The simple truth was no, he didn’t. All these things could do was pollute his memories, damage his stories. In his mind, it was better to hold onto those things than to have them shattered by such ugly things as facts. It was the same reason he never bothered to tell anyone he was dying. Not his family, not his friends, not even his employer as they sent him on a plane to Nepal, where he would breathe his last conscious breath. How do you weave a story from that?

There is a Story Person in me, someone who likes to weave tales and can sacrifice cold hard facts for the sake of a joke. But I also have the impulse to set things down, like this post. Or this one. Or this one. Or this one. I kept writing about my father because I thought if I laid the facts down in a codified way, I could retroactively figure him out. I even toyed with the idea of tracking down some of his AA buddies and interview them, since they appeared to know him so much better than I did. Turn it into a book, maybe. Once it was all in a book, then I’d really know Everything about him, right?

But of course I wouldn’t. He was no more truthful with them than he was with me, or anyone else. If I did talk to these people, I would receive stories he saved for others, and that’s it. Setting these stories down on paper, where they could never be altered again, where they’d be set in stone—the very idea would have terrified my father.

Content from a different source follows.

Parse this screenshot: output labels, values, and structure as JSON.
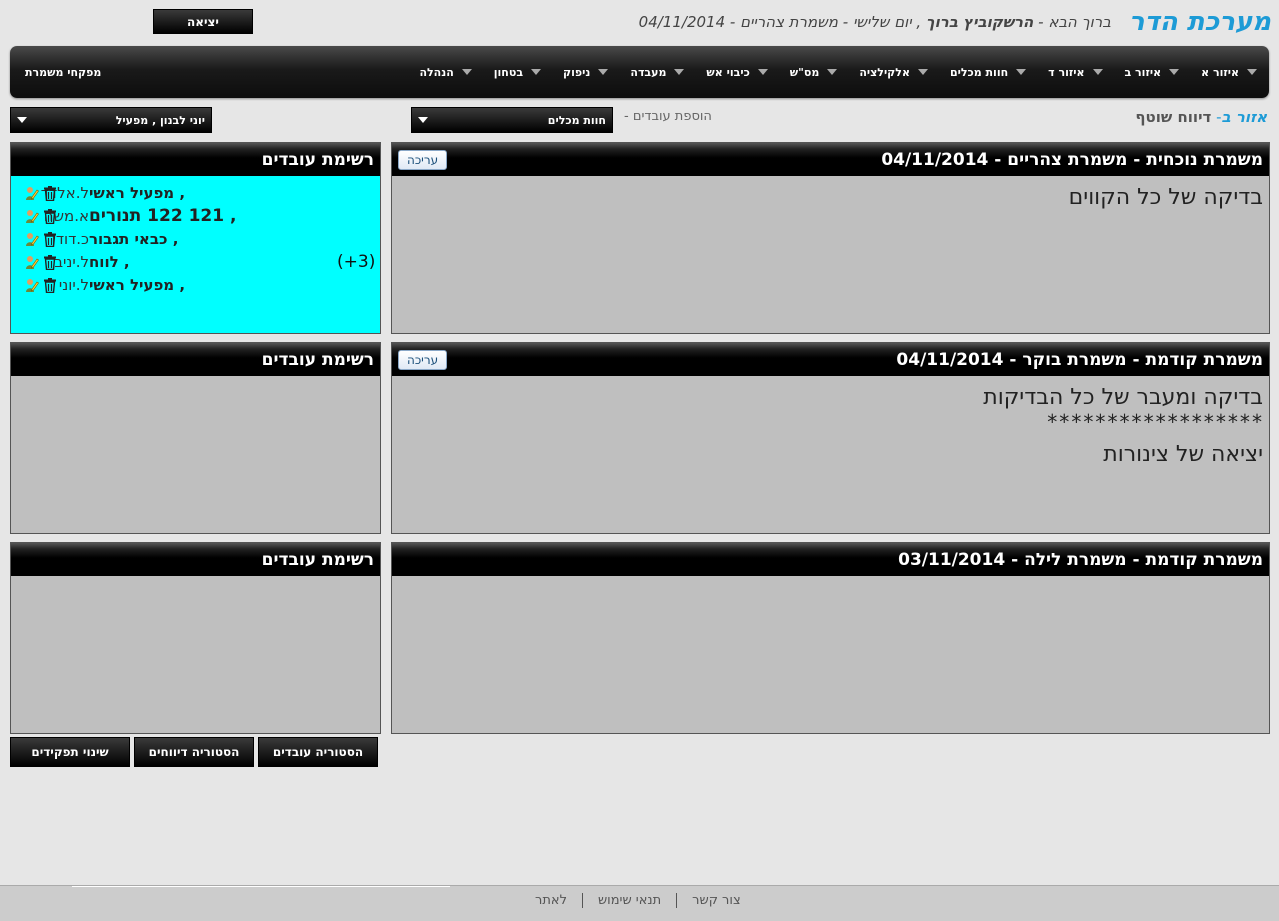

The infuriating thing about Jean Shepherd—another Story Person—is that while hundreds of his shows are preserved for posterity, there are literally thousands more that are lost, and the odds of any of these missing shows being recovered lie between slim and none. As a fan, you have to resign yourself to the fact that we have all of him we will ever have, and that is that. If I had Shepherd’s reading of “The Hunting of the Snark,” I know it wouldn’t make me happy. I’d listen to it, and I might enjoy it, or I might be puzzled why it spoke to my father. And then I’d move on to the next hint of The Answer.

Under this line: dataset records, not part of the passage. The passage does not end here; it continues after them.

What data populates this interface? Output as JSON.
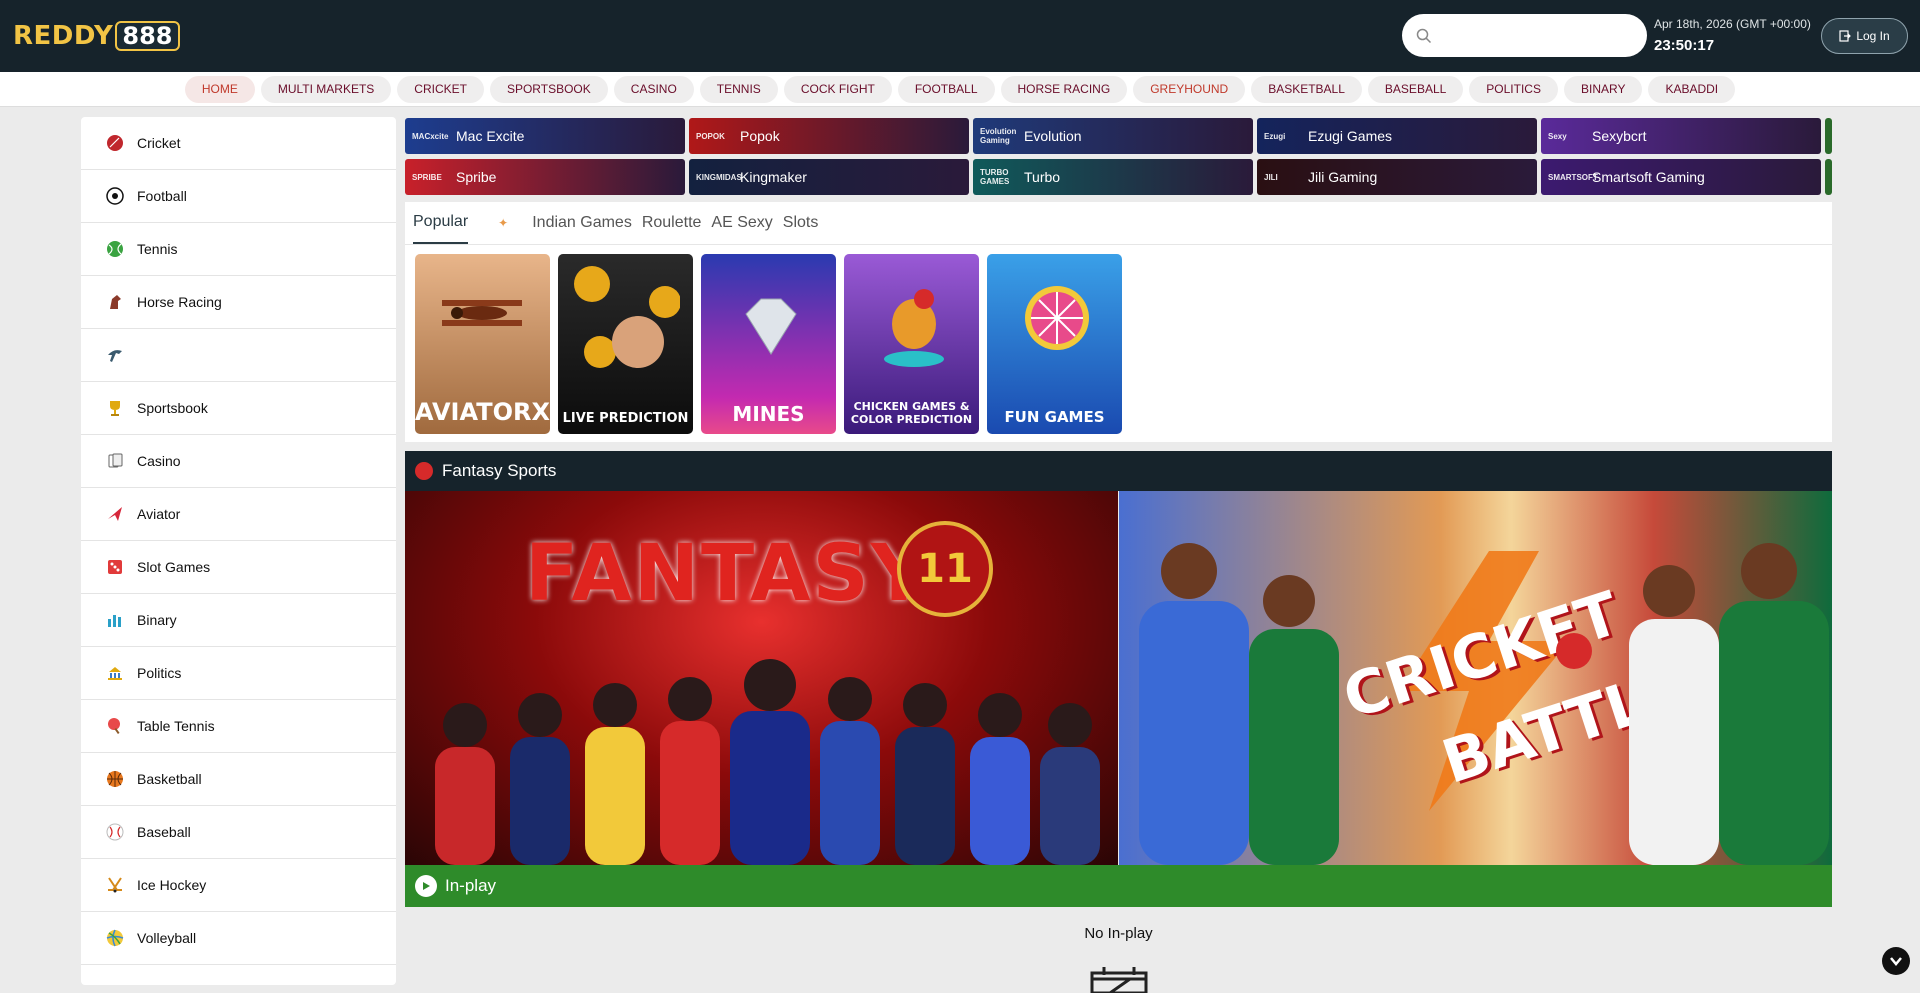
{
  "header": {
    "logo_text": "REDDY",
    "logo_number": "888",
    "search_placeholder": "",
    "date": "Apr 18th, 2026 (GMT +00:00)",
    "time": "23:50:17",
    "login_label": "Log In"
  },
  "nav": [
    "HOME",
    "MULTI MARKETS",
    "CRICKET",
    "SPORTSBOOK",
    "CASINO",
    "TENNIS",
    "COCK FIGHT",
    "FOOTBALL",
    "HORSE RACING",
    "GREYHOUND",
    "BASKETBALL",
    "BASEBALL",
    "POLITICS",
    "BINARY",
    "KABADDI"
  ],
  "sidebar": [
    {
      "label": "Cricket",
      "icon": "cricket-icon"
    },
    {
      "label": "Football",
      "icon": "football-icon"
    },
    {
      "label": "Tennis",
      "icon": "tennis-icon"
    },
    {
      "label": "Horse Racing",
      "icon": "horse-icon"
    },
    {
      "label": "",
      "icon": "greyhound-icon"
    },
    {
      "label": "Sportsbook",
      "icon": "trophy-icon"
    },
    {
      "label": "Casino",
      "icon": "cards-icon"
    },
    {
      "label": "Aviator",
      "icon": "plane-icon"
    },
    {
      "label": "Slot Games",
      "icon": "slot-icon"
    },
    {
      "label": "Binary",
      "icon": "chart-icon"
    },
    {
      "label": "Politics",
      "icon": "politics-icon"
    },
    {
      "label": "Table Tennis",
      "icon": "table-tennis-icon"
    },
    {
      "label": "Basketball",
      "icon": "basketball-icon"
    },
    {
      "label": "Baseball",
      "icon": "baseball-icon"
    },
    {
      "label": "Ice Hockey",
      "icon": "ice-hockey-icon"
    },
    {
      "label": "Volleyball",
      "icon": "volleyball-icon"
    }
  ],
  "providers": [
    {
      "logo": "MACxcite",
      "name": "Mac Excite",
      "color": "#1d3d8f"
    },
    {
      "logo": "POPOK",
      "name": "Popok",
      "color": "#b01818"
    },
    {
      "logo": "Evolution Gaming",
      "name": "Evolution",
      "color": "#1f3a7a"
    },
    {
      "logo": "Ezugi",
      "name": "Ezugi Games",
      "color": "#14245c"
    },
    {
      "logo": "Sexy",
      "name": "Sexybcrt",
      "color": "#5a2a9a"
    },
    {
      "logo": "SPRIBE",
      "name": "Spribe",
      "color": "#c8202a"
    },
    {
      "logo": "KINGMIDAS",
      "name": "Kingmaker",
      "color": "#13213f"
    },
    {
      "logo": "TURBO GAMES",
      "name": "Turbo",
      "color": "#0f5a5a"
    },
    {
      "logo": "JILI",
      "name": "Jili Gaming",
      "color": "#2a0f12"
    },
    {
      "logo": "SMARTSOFT",
      "name": "Smartsoft Gaming",
      "color": "#3c1a70"
    }
  ],
  "tabs": [
    "Popular",
    "Indian Games",
    "Roulette",
    "AE Sexy",
    "Slots"
  ],
  "games": [
    {
      "label": "AVIATORX",
      "bg": "#c9895a"
    },
    {
      "label": "LIVE PREDICTION",
      "bg": "#1a1a1a"
    },
    {
      "label": "MINES",
      "bg": "#7a2bd1"
    },
    {
      "label": "CHICKEN GAMES & COLOR PREDICTION",
      "bg": "#6b2bb0"
    },
    {
      "label": "FUN GAMES",
      "bg": "#2a6ed6"
    }
  ],
  "fantasy_title": "Fantasy Sports",
  "banner_left_title": "FANTASY",
  "banner_left_badge": "11",
  "banner_right_title_1": "CRICKET",
  "banner_right_title_2": "BATTLE",
  "inplay_title": "In-play",
  "no_inplay_text": "No In-play"
}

So it is with my father. After he died, the resentment and anger I once felt toward him for most of my life was channeled into a weird cousin of fandom. I “got into” him in the same way I once “got into” Elvis Costello or Frank Zappa. I wanted all his albums, I wanted to read all the interviews, I wanted to get all the live bootlegs I could.

Now, I’ve collected all I can. There is no secret vault full of unreleased material. As of today, it’s been seven long years since he’s gone, but I can finally drop the harpoon.

3 thoughts on “Ishmael vs. Ahab vs. Jean Shepherd vs. Myself: One Night Only!”

  1. As I read this, it strikes me that I, too, am both an Artifact Ahab and a Story Ishmael. Being this way is a joy, but often a lonely one – so few Ahabs can open up to your tales, and almost no Ishmaels will embrace your relics.

    In the pre-internet era, especially, you really had to be one or the other. Carrying everything in your head would have crippled you mentally – and even just focusing in-depth on the archives, or on the lore, was usually crippling socially. The internet is changing this, but slowly and with uncertainty.

    It doesn’t surprise me that this kind of activity – saving and preserving the ephemeral – was confined to the big cities and the solitary personality. Alienation was step one: clearing the decks of human attachments and keeping them clear. You needed a life and a place where alienation was okay. I don’t know how alienated Max Schmid is, but I’ll bet he couldn’t, or wouldn’t, have kept all of Shep on reel tapes in a 3 bed, 2 bath stucco in Dobbs Ferry.

    I was a New York solitary for a decade or so and it was an indispensable time in my life. I’ve left New York and hope to leave the lonely saver’s life, but not its treasures. I think it’s possible – nowadays.